A stalwart of the Society, Tony Baker, is in fine voice as Mrs. Blitztein’s wayward son, Harry, and charmed the audience with his interpretation of a loveable Cockney rogue. His long-suffering girlfriend, Elsie, (Liv Collins) also possesses a remarkable all-round talent, and stage presence.
A poignant moment in the show is when the whole Company join in with a recording of Dame Vera Lynn singing The Day After Tomorrow.
The Society’s hardworking chorus barely leave the stage throughout the whole performance, and are in fine form, and mention must be given to the scene-stealing children, who are rermarkably well-rehearsed and gained well-deserved applause from the packed audience. There are lots of fine cameo roles given by Society members, too numerous to mention, who all add to the overwhelming success of this show.
Many congratulations to Director and Choreographer, Carolyn Bennett – what an achievement!Also, Musical Director, Daniel Paine, who led an accomplished band of musicians.

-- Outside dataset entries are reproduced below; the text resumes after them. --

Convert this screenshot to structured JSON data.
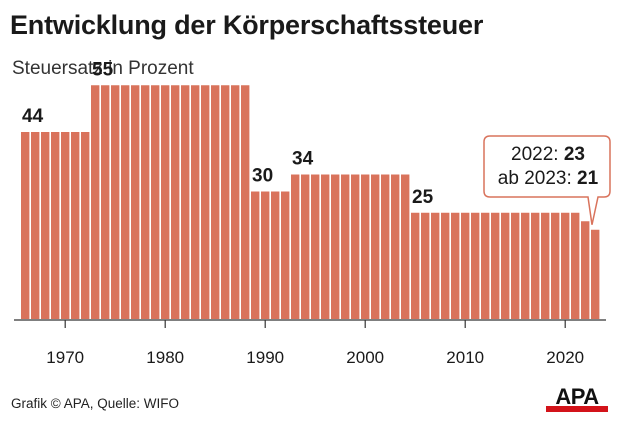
{
  "title": "Entwicklung der Körperschaftssteuer",
  "subtitle": "Steuersatz in Prozent",
  "footer": "Grafik © APA, Quelle: WIFO",
  "logo": "APA",
  "colors": {
    "bar": "#d9735c",
    "logo_bar": "#d3131a",
    "callout_border": "#d9735c"
  },
  "callout": {
    "line1_label": "2022: ",
    "line1_value": "23",
    "line2_label": "ab 2023: ",
    "line2_value": "21"
  },
  "chart_data": {
    "type": "bar",
    "title": "Entwicklung der Körperschaftssteuer",
    "subtitle": "Steuersatz in Prozent",
    "xlabel": "",
    "ylabel": "",
    "x": [
      1966,
      1967,
      1968,
      1969,
      1970,
      1971,
      1972,
      1973,
      1974,
      1975,
      1976,
      1977,
      1978,
      1979,
      1980,
      1981,
      1982,
      1983,
      1984,
      1985,
      1986,
      1987,
      1988,
      1989,
      1990,
      1991,
      1992,
      1993,
      1994,
      1995,
      1996,
      1997,
      1998,
      1999,
      2000,
      2001,
      2002,
      2003,
      2004,
      2005,
      2006,
      2007,
      2008,
      2009,
      2010,
      2011,
      2012,
      2013,
      2014,
      2015,
      2016,
      2017,
      2018,
      2019,
      2020,
      2021,
      2022,
      2023
    ],
    "values": [
      44,
      44,
      44,
      44,
      44,
      44,
      44,
      55,
      55,
      55,
      55,
      55,
      55,
      55,
      55,
      55,
      55,
      55,
      55,
      55,
      55,
      55,
      55,
      30,
      30,
      30,
      30,
      34,
      34,
      34,
      34,
      34,
      34,
      34,
      34,
      34,
      34,
      34,
      34,
      25,
      25,
      25,
      25,
      25,
      25,
      25,
      25,
      25,
      25,
      25,
      25,
      25,
      25,
      25,
      25,
      25,
      23,
      21
    ],
    "xticks": [
      1970,
      1980,
      1990,
      2000,
      2010,
      2020
    ],
    "ylim": [
      0,
      60
    ],
    "grid": false,
    "data_labels": [
      {
        "x": 1966,
        "text": "44"
      },
      {
        "x": 1973,
        "text": "55"
      },
      {
        "x": 1989,
        "text": "30"
      },
      {
        "x": 1993,
        "text": "34"
      },
      {
        "x": 2005,
        "text": "25"
      }
    ]
  }
}
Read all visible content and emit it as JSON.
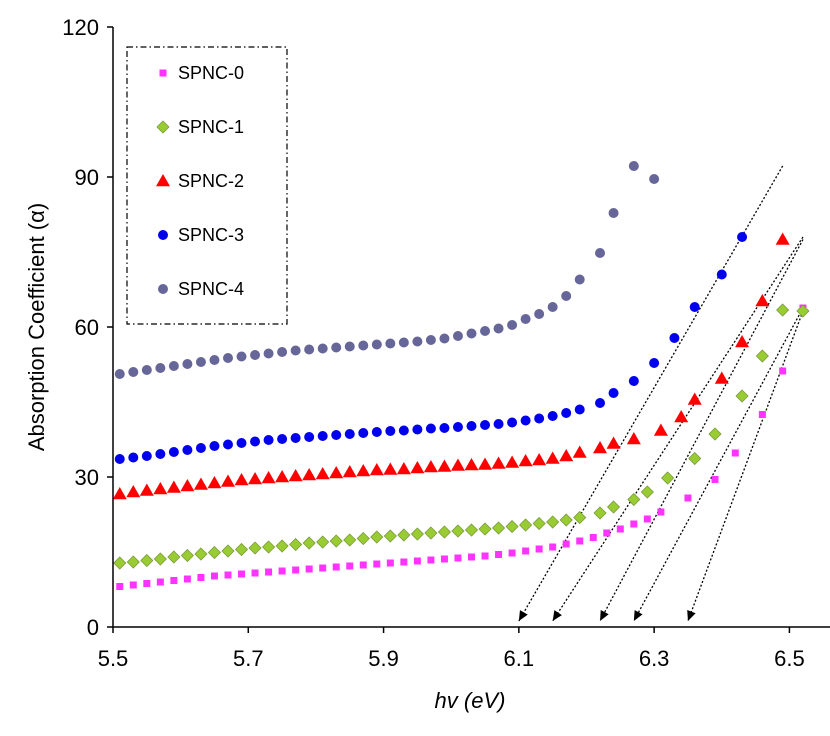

The whole Society combined to make Blitz!one of Littlehampton Musical Comedy Society’s greatest hits, and I am sure all members of the Society, as well as all the sell-out audiences, second Dame Vera Lynn’s personal message to the Society - “ I do wish you and your cast every success with your show. I wish you all the very best in the future and please keep performing because the theatre must not be shut down”.
The pantomime Cinderella is next of the LMCS impressive list of forthcoming productions, commencing Jan 14th, 2016.